En France, la tentative de renouvellement du libéralisme prend la forme du solidarisme. Cela étant, il semble que les solidaristes soient plutôt des défenseurs d’une « troisième voie » que du libéralisme.

Les solidaristes français n’ont jamais été des libéraux

Le libéralisme américain par Alain LaurentEmile Boutroux désigne très clairement l’ennemi du solidarisme : le libéralisme et l’individualisme. Léon Bourgeois a bien précisé que pour lui la solidarité ne saurait provenir du libre choix ou de la coopération volontaire des individus, comme chez les libéraux, mais de l’obligation de s’acquitter d’une « dette sociale » contractée par la société pour eux. L’homme naît débiteur de l’association humaine. L’individu n’est qu’un fragment d’un organisme vivant, la société, et se trouve donc en son fond collectivisé dès sa naissance ; il doit alors vouer une part de son activité au collectif. La doctrine solidariste en tire la notion de « quasi-contrat », qui lie les individus entre eux sans leur consentement, à l’opposé de la référence libérale au libre-consentement et à la souveraineté individuelles. Célestin Bouglé, un autre solidariste, fait sans doute preuve de grande clairvoyance lorsqu’il affirme que le solidarisme est un anti-libéralisme.

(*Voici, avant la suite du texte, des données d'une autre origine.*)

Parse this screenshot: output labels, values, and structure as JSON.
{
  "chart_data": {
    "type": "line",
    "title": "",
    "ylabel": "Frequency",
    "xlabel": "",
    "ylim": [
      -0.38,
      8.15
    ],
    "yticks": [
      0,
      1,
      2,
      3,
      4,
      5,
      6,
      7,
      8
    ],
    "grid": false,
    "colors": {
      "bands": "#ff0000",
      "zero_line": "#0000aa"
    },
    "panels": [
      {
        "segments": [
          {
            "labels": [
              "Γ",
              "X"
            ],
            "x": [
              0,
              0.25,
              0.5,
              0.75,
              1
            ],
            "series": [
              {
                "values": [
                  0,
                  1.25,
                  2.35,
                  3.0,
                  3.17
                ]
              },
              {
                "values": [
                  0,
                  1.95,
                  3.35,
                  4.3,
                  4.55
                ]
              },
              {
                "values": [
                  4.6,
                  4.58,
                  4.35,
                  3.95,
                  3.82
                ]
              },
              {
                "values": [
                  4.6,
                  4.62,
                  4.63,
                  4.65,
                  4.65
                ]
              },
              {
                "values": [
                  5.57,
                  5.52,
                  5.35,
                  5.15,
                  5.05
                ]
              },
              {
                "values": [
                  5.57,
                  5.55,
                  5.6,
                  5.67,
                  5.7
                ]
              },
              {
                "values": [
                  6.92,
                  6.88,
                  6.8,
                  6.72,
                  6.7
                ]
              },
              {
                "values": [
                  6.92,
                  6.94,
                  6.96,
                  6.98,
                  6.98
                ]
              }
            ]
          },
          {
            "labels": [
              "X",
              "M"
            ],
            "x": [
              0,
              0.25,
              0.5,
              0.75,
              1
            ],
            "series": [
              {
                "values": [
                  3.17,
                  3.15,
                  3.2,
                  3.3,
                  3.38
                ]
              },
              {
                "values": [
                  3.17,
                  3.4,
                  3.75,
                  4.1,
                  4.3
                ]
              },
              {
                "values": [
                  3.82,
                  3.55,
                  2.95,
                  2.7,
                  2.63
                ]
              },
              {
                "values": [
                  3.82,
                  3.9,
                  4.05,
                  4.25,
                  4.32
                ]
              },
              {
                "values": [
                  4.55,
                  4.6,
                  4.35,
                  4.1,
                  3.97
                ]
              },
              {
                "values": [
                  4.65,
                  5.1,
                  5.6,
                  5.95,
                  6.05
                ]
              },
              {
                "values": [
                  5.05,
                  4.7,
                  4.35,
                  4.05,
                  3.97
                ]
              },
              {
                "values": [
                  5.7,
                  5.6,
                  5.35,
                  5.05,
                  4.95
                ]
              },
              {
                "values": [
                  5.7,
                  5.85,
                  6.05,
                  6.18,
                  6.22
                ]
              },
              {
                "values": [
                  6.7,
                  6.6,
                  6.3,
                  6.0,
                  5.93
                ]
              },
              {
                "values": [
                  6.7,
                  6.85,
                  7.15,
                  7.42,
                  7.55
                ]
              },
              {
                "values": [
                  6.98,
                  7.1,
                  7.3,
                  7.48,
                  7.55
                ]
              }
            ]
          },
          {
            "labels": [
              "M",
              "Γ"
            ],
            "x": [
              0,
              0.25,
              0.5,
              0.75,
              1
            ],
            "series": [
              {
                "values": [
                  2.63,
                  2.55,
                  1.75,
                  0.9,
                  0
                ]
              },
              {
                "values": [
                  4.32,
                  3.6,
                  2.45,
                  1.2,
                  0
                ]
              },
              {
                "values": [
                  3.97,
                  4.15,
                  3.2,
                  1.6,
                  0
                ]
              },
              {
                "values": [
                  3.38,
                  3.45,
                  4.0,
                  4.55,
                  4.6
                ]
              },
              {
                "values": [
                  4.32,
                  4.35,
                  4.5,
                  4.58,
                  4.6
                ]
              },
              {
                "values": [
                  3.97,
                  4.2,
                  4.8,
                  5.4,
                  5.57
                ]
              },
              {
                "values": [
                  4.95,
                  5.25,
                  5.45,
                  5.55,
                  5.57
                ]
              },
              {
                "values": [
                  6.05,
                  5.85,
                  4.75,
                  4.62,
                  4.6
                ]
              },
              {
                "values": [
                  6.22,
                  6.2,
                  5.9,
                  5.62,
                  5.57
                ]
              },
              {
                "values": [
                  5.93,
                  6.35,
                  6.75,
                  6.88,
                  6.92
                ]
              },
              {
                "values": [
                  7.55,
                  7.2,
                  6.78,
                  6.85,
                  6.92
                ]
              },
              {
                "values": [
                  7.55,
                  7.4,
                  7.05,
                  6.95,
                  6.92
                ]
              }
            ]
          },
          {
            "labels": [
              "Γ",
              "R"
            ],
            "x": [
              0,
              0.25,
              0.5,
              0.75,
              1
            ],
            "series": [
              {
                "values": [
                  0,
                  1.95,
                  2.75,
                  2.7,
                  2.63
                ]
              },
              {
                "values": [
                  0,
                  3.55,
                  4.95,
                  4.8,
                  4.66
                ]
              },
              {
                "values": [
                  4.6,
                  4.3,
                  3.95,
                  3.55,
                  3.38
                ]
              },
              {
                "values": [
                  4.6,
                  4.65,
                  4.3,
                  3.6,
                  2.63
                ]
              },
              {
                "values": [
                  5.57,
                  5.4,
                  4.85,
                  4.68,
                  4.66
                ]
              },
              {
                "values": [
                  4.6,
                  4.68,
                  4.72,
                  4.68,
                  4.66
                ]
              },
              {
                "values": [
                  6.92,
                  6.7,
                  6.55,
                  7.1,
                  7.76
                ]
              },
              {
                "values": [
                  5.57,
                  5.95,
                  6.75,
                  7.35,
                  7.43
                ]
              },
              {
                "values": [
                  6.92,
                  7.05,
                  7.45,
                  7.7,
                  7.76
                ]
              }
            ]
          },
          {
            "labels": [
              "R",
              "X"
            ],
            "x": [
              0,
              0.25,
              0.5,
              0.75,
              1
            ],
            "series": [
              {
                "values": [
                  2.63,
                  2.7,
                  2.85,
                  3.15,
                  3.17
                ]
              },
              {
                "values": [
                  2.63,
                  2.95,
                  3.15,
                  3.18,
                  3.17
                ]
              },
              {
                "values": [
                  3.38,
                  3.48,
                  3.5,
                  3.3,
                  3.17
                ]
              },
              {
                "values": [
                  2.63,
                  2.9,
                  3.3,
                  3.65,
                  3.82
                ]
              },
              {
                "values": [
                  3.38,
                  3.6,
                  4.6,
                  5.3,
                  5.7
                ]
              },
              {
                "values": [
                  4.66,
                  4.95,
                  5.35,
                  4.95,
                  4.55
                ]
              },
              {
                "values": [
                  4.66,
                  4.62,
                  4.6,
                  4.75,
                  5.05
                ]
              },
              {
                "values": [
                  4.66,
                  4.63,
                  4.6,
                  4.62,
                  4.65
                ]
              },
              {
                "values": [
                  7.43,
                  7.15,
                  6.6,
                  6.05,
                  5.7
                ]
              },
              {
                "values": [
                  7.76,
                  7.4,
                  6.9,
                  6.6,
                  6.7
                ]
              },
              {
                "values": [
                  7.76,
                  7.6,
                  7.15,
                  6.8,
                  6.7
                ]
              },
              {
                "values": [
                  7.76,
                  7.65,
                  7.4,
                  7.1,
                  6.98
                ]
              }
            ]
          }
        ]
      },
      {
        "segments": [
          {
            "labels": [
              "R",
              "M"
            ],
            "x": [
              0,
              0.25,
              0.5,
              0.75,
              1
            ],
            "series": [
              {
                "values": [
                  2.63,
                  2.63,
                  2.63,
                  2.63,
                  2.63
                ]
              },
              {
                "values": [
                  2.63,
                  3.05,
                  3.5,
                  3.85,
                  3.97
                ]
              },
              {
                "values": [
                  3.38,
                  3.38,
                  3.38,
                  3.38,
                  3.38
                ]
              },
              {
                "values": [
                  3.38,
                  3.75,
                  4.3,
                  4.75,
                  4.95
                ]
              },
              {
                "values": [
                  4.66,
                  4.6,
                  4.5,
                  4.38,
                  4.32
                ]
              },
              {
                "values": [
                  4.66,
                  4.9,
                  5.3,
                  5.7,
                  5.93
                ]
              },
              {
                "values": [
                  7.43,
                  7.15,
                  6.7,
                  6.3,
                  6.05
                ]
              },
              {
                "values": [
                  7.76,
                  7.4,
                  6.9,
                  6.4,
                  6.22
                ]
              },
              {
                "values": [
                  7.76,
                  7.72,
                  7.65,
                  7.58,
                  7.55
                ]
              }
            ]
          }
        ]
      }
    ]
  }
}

Léon Bourgeois, lui, préfère le terme de « socialisme libéral » 1, ce qui au final est assez évocateur : le solidarisme c’est avant tout du socialisme, qui a la particularité d’être libéral, et non un « libéralisme social », un libéralisme particulièrement social.

La présence de ce passage consacré au solidarisme n’apporte pas grand-chose à la démonstration de Laurent, dans la mesure où jamais les solidaristes n’ont tenté de redéfinir, ni même de s’approprier, le terme de libéralisme.

Le moment européen du « socialisme libéral »

Aux côtés des new liberals anglais et des solidaristes français, des penseurs allemands ou italiens viennent apporter leur pierre à l’édifice d’un « socialisme libéral », qui n’a plus rien à voir avec le libéralisme.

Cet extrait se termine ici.